Tuesday, 29 July 2014

Understanding Lactate Threshold Heart Rate Training

By Marty Gaal


Two fundamental concepts for improvement in endurance racing and training involve:
Increasing your aerobic endurance
Improving your lactate threshold heart rate (LTHR)

The first is accomplished by completing workouts involving aerobic exercises (swimming, biking, running, rowing, cross-country skiing, and so on) at an easy to moderate effort level. Over time, your ability to continue the exercise will improve through physiological adaptations to the specific exercise.

For example, if you are currently untrained or out of shape, a 30 minute bike ride may be challenging and near the limit of your ability. If you go and ride 20-30 minutes three times per week for a few weeks, your body will adapt by increasing blood flow to the muscles being used, increasing muscle size (hypertrophy) and strength, improving blood flow through a process called capillarization (tiny veins to the muscles), increased mitochondrial density (aerobic enzymes) in the muscles and a few other geeky details.

All these result in the ability to use oxygen as the main exercise energy source more efficiently, meaning you can now ride longer and not be tired at 30 minutes.

The second, improving lactate threshold, is accomplished by completing easier training sessions like the above, plus including more challenging workouts that raise your heart rate.

Lactate threshold is the point in exercise where your body produces more blood lactate than it can reabsorb (and manage other lactate by-products - look up "hydrogen & lactate & exercise" if you want some exciting reading) on a continuous basis. Well-trained athletes can usually continue exercise at just below lactate threshold for about an hour. Go over lactate threshold though, and that time drops to 5-6 minutes.

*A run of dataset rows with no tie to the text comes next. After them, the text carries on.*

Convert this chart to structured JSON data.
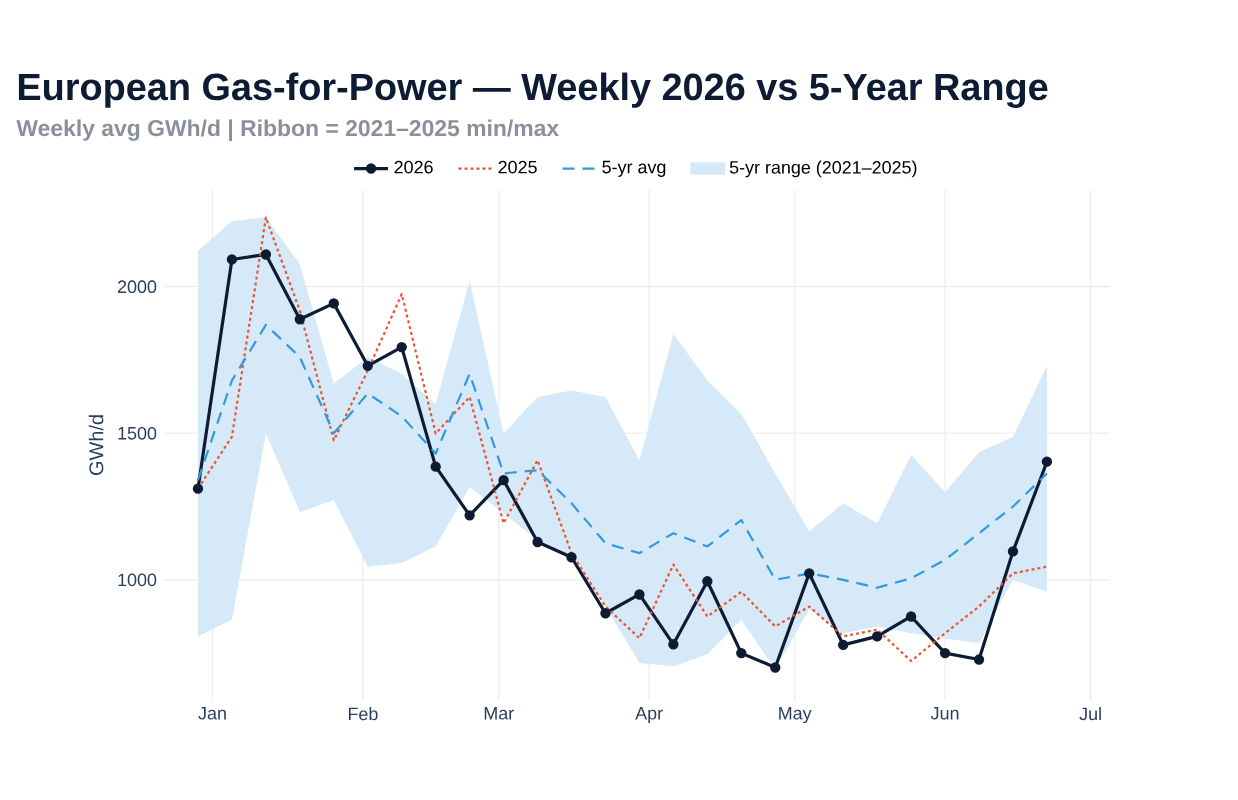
{
  "chart_data": {
    "type": "line",
    "title": "European Gas-for-Power — Weekly 2026 vs 5-Year Range",
    "subtitle": "Weekly avg GWh/d | Ribbon = 2021–2025 min/max",
    "ylabel": "GWh/d",
    "x": [
      "2025-12-29",
      "2026-01-05",
      "2026-01-12",
      "2026-01-19",
      "2026-01-26",
      "2026-02-02",
      "2026-02-09",
      "2026-02-16",
      "2026-02-23",
      "2026-03-02",
      "2026-03-09",
      "2026-03-16",
      "2026-03-23",
      "2026-03-30",
      "2026-04-06",
      "2026-04-13",
      "2026-04-20",
      "2026-04-27",
      "2026-05-04",
      "2026-05-11",
      "2026-05-18",
      "2026-05-25",
      "2026-06-01",
      "2026-06-08",
      "2026-06-15",
      "2026-06-22"
    ],
    "series": [
      {
        "name": "2026",
        "color": "#0d1b33",
        "marker": "circle",
        "line_style": "solid",
        "values": [
          1311,
          2093,
          2110,
          1889,
          1943,
          1730,
          1794,
          1386,
          1220,
          1340,
          1129,
          1077,
          886,
          950,
          780,
          995,
          750,
          701,
          1022,
          778,
          807,
          875,
          750,
          728,
          1097,
          1403
        ]
      },
      {
        "name": "2025",
        "color": "#e8552f",
        "line_style": "dotted",
        "values": [
          1311,
          1488,
          2236,
          1918,
          1476,
          1714,
          1975,
          1499,
          1624,
          1193,
          1408,
          1091,
          909,
          801,
          1052,
          875,
          959,
          841,
          909,
          807,
          830,
          723,
          818,
          909,
          1022,
          1045
        ]
      },
      {
        "name": "5-yr avg",
        "color": "#3399dd",
        "line_style": "dashed",
        "values": [
          1340,
          1680,
          1870,
          1760,
          1500,
          1636,
          1558,
          1431,
          1703,
          1363,
          1374,
          1261,
          1125,
          1091,
          1159,
          1114,
          1204,
          1000,
          1022,
          1000,
          973,
          1005,
          1068,
          1159,
          1250,
          1363
        ]
      },
      {
        "name": "5-yr range (2021–2025)",
        "color": "#d6e9f8",
        "values": [
          null,
          null,
          null,
          null,
          null,
          null,
          null,
          null,
          null,
          null,
          null,
          null,
          null,
          null,
          null,
          null,
          null,
          null,
          null,
          null,
          null,
          null,
          null,
          null,
          null,
          null
        ],
        "upper": [
          2122,
          2224,
          2236,
          2077,
          1669,
          1760,
          1703,
          1600,
          2020,
          1499,
          1624,
          1646,
          1624,
          1408,
          1839,
          1680,
          1567,
          1363,
          1165,
          1261,
          1193,
          1426,
          1299,
          1435,
          1488,
          1730
        ],
        "lower": [
          807,
          864,
          1499,
          1231,
          1272,
          1045,
          1057,
          1114,
          1317,
          1227,
          1136,
          1068,
          909,
          716,
          705,
          746,
          864,
          694,
          900,
          818,
          841,
          818,
          800,
          784,
          1000,
          959
        ]
      }
    ],
    "xlim": [
      "2025-12-22",
      "2026-07-05"
    ],
    "xticks": [
      {
        "value": "2026-01-01",
        "label": "Jan"
      },
      {
        "value": "2026-02-01",
        "label": "Feb"
      },
      {
        "value": "2026-03-01",
        "label": "Mar"
      },
      {
        "value": "2026-04-01",
        "label": "Apr"
      },
      {
        "value": "2026-05-01",
        "label": "May"
      },
      {
        "value": "2026-06-01",
        "label": "Jun"
      },
      {
        "value": "2026-07-01",
        "label": "Jul"
      }
    ],
    "ylim": [
      590,
      2330
    ],
    "yticks": [
      1000,
      1500,
      2000
    ],
    "grid": true,
    "legend": "top"
  }
}
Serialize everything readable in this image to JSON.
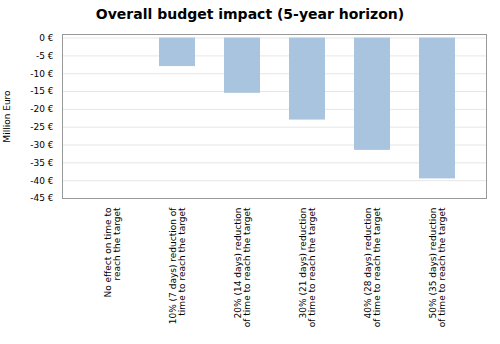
{
  "chart_data": {
    "type": "bar",
    "title": "Overall budget impact  (5-year horizon)",
    "y_label": "Million Euro",
    "categories": [
      "No effect on time to\nreach the target",
      "10% (7 days) reduction of\ntime to reach the target",
      "20% (14 days) reduction\nof time to reach the target",
      "30% (21 days) reduction\nof time to reach the target",
      "40% (28 days) reduction\nof time to reach the target",
      "50% (35 days) reduction\nof time to reach the target"
    ],
    "values": [
      0,
      -8.0,
      -15.5,
      -23.0,
      -31.5,
      -39.5
    ],
    "color": "#a8c4de",
    "ylim": [
      -45,
      1
    ],
    "yticks": [
      {
        "value": 0,
        "label": "0 €"
      },
      {
        "value": -5,
        "label": "-5 €"
      },
      {
        "value": -10,
        "label": "-10 €"
      },
      {
        "value": -15,
        "label": "-15 €"
      },
      {
        "value": -20,
        "label": "-20 €"
      },
      {
        "value": -25,
        "label": "-25 €"
      },
      {
        "value": -30,
        "label": "-30 €"
      },
      {
        "value": -35,
        "label": "-35 €"
      },
      {
        "value": -40,
        "label": "-40 €"
      },
      {
        "value": -45,
        "label": "-45 €"
      }
    ],
    "grid": true
  }
}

For most people, the lactate threshold is about 20 heart beats per minute above the steady aerobic threshold. Any aerobic exercise, generally speaking, will help both points go a bit higher. But there is a point of diminishing returns. If you don't also include workouts that challenge your system by going just below to above your current lactate threshold, you will not maximize your ability in short distance to long distance events.

The secret or goal with lactate threshold training is to raise your threshold point to as close as possible to your maximum heart rate, and improve your ability to withstand that discomfort (if it was easy everyone would do it). If you never do harder workouts, then your lactate threshold will always remain below your possible maximum lactate threshold.

Raising your lactate threshold point, for the most part, will bring your steady aerobic threshold point up with it (as the 20 bpm relationship is fairly constant).

So if you're training for an Ironman, from a specificity standpoint you want to train that steady aerobic threshold because that is more or less your race pace. But you should include some LT training as well to raise that point a bit higher.

If you're training for a sprint or Olympic distance race, from a specificity standpoint you want to work more on that 2nd threshold. You should include quite a bit of aerobic steady training as that provides your foundation.

So you’re probably thinking: how do I find my threshold and what are some workouts ideas?

Finding it:
Warm up 15-20 minutes then 30 minutes "race effort" — as hard as you can go for 30 minutes. Take your heart rate average for the last 20 minutes. Bingo, you have your LTHR.

Biking:
2 x 20 minutes just below lactate threshold with 5 minutes easy between
5 x 5 minutes at lactate threshold with 3 minutes easy in between
5 x 3 minutes over lactate threshold with 3-5 minutes easy in between
8 x 1 minute well over lactate threshold with 2-3 minutes easy between

Running:
2 x 10 to 15 minutes (1 to 2 miles) just below threshold with 5 minutes easy between
4 or 5 x 4 minutes (800-1200m) at threshold with 2-3 minutes easy between
5 to 6 x 3 minutes (600-800m) over threshold with 3 minutes easy between
8 x 1 minute over threshold with 1 minute easy between

Generally speaking, running causes more breakdown so total "hard" training volume should not be more than 10-15 percent of weekly mileage.

Swimming:
4 x 400s just below threshold with 1-2 minute between each
12 to 16 x 100s at threshold with 10-15 seconds rest between each
8 x 50 over threshold with 30 seconds to 1 minute rest between each

There are plenty of other workouts, but the theme here is:
sub-threshold workouts take 10-25 percent interval rest
at-threshold workouts take 50-75 percent interval rest
over-threshold workouts take 100-200 percent interval rest

In general, advanced athletes can do more repetitions and/or take less rest; beginner athletes should do less repetitions and take more rest.